Scientists build drum kit car to ‘entertain kids in traffic jams’

Yep, that’s definitely going to work

Drum kit car

by Laurence Mozafari |
Published on

Some kooky car-engineers channeling their inner Doc Brown have built a drum kit car in a bid to keep children entertained when they end up stuck in traffic jams with their parents. As we all know, nothing soothes a gridlock-induced headache better than some incessant out of time drumming.

Luckily the harebrained scheme was merely a prototype at Kia Hyundai’s Ideas Festival. The team behind the Concert Car, which included an integrated keyboard and an optional backseat guitarist, took the grand prize of £4,000 along with an overseas trip for their efforts.

The Concert Car engineers celebrate in suitablly loud jackets

Elsewhere in the competition there was a Life Zeppelin, which wasn’t a health-focused tribute band, but in fact a giant blimp intended to drink clouds and rain them over areas suffering from drought in Africa. The competition tasked Kia and Hyundai staff to work for six months on their wacky inventions, all of which aimed to help people, as they’d been given the theme a “joint journey for a better future”. The event aims to encourage the creativeness and teamwork of the research and development teams at both Kia and Hyundai.

The zepplin that drinks clouds

Other ideas at the festival, which saw the engineer’s thinking move way outside of the box and into another box marked “barmy”, were a washing machine/bike hybrid named WAfrica. What might initially sound like a failed Dragon’s Den pitch was actually a noble effort to wash clothes and purify water for children in Africa. The idea being they could use the bike to get to school, all while cleaning a whopping 2.5 litres of water per minute and washing their clothes at the same time.

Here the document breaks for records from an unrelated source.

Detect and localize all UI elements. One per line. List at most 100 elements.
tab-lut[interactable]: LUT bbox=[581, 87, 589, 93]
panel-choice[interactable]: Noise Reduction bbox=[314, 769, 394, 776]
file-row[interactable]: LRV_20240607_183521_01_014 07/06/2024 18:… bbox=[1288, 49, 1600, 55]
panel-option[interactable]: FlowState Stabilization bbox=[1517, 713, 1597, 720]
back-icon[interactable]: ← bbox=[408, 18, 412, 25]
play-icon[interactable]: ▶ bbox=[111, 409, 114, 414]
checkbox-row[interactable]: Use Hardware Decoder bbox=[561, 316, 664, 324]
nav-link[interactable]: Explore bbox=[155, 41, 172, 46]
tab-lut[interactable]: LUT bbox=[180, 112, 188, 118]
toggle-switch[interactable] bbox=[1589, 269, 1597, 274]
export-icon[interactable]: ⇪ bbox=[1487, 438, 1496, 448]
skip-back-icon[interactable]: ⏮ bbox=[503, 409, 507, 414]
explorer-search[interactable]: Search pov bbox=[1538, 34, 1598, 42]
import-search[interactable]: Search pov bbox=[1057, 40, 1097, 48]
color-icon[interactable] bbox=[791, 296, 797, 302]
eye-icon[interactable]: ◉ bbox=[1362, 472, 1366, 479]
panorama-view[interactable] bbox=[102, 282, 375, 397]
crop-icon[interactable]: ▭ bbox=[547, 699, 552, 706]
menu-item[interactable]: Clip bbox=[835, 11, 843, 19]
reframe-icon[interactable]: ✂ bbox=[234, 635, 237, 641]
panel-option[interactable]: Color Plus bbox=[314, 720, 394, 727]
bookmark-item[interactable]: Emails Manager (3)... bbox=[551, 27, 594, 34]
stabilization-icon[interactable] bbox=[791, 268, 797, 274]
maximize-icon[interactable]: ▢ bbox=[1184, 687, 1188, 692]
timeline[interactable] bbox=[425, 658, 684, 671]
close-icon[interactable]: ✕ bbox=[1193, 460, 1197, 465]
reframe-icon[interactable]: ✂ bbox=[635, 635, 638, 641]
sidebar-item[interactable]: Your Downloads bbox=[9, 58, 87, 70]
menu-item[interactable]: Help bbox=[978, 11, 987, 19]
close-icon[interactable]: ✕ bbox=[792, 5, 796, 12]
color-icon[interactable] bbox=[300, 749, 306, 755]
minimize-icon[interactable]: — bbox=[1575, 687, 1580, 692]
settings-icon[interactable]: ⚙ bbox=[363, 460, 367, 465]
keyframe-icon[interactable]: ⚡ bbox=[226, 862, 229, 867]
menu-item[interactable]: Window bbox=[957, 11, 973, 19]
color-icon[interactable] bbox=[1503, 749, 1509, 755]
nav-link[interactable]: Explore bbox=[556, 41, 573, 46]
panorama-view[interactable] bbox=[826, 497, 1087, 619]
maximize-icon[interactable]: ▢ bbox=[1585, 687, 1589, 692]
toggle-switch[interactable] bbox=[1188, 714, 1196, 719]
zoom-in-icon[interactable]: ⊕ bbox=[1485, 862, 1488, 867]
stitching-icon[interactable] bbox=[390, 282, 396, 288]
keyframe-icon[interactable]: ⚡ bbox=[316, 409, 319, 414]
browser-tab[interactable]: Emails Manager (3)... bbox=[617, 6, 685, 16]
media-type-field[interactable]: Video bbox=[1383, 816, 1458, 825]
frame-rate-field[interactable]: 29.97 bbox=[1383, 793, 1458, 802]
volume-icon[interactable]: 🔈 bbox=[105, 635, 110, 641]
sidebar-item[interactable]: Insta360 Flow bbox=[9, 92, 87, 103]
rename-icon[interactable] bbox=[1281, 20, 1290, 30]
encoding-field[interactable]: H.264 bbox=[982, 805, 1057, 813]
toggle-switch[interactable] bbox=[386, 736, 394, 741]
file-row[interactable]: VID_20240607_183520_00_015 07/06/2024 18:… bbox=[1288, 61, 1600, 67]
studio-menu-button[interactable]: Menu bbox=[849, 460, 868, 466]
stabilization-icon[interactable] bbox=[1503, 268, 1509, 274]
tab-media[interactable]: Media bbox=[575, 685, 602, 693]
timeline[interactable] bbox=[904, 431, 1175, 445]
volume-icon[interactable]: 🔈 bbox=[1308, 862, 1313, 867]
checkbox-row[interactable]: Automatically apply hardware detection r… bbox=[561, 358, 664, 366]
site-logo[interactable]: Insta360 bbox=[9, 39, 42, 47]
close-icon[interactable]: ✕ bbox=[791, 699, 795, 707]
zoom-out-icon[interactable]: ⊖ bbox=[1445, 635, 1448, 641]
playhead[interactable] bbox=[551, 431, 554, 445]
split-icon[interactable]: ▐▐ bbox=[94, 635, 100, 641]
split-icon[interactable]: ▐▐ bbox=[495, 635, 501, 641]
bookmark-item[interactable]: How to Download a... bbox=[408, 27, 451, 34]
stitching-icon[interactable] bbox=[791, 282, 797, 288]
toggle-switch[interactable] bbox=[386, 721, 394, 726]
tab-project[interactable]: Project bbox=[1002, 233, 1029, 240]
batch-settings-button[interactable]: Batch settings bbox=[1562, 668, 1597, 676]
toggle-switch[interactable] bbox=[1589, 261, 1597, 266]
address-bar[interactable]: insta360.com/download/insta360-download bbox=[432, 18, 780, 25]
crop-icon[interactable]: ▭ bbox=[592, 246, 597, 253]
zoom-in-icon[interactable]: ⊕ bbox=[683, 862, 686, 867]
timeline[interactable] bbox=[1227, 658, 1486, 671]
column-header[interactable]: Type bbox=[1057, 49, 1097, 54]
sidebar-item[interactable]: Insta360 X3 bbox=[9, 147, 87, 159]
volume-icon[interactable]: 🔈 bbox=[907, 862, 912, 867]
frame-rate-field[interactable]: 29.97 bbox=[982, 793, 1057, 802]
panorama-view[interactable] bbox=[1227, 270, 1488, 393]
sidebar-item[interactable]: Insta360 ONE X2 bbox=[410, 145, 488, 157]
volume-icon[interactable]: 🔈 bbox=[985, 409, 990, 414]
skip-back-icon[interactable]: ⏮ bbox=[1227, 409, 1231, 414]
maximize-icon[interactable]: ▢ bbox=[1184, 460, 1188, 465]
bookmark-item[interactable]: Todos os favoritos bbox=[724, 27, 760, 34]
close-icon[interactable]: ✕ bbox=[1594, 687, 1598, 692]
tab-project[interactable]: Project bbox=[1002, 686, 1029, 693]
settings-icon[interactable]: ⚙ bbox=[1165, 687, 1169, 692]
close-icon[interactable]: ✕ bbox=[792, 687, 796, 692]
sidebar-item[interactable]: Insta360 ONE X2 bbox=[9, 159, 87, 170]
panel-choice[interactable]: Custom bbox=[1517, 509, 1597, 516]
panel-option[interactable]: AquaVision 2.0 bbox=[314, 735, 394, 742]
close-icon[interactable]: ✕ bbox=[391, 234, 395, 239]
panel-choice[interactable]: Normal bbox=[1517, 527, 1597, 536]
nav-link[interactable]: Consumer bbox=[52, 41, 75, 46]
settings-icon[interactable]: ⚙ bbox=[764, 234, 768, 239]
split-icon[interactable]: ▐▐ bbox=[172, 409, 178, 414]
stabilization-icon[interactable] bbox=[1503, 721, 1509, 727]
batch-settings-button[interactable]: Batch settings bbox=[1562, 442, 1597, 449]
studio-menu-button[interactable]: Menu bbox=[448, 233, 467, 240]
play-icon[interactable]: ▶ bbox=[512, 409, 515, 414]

Origin - the cylindrical car

Another eye-catching design was Origin, a cylinder-shaped car, which looks like it had jumped rolled straight out of Jurassic World and into real life. The one-seated vehicle can climb slopes and keep the driver’s body upright at all times, all while clocking up to an impressive 60kmph/37mph. Somehow you don’t need a driving license to pilot this turbo-tube, but maybe that’s because it’s just a prototype.

Other notable designs were an VR controlled car, which the designers thought wives could use to taxi home their tipsy husbands from the pub and a remote control stroller to help you push around your kids.

Perhaps our favourite idea of all was a remote control wheelchair controlled by the user's head, this design could benefit those without use of their arms or legs massively, giving them an excellent mode of transport and a much greater sense of independence. The detachable design is controlled by movements from the user’s head and even plays classic folk jam* Greensleeves* as it reverses.

The Kia Idea’s Festival is now in its sixth year, so thankfully we’ve got plenty more genius inventions to look forward to in years to come. Fingers crossed for hoverboards next year.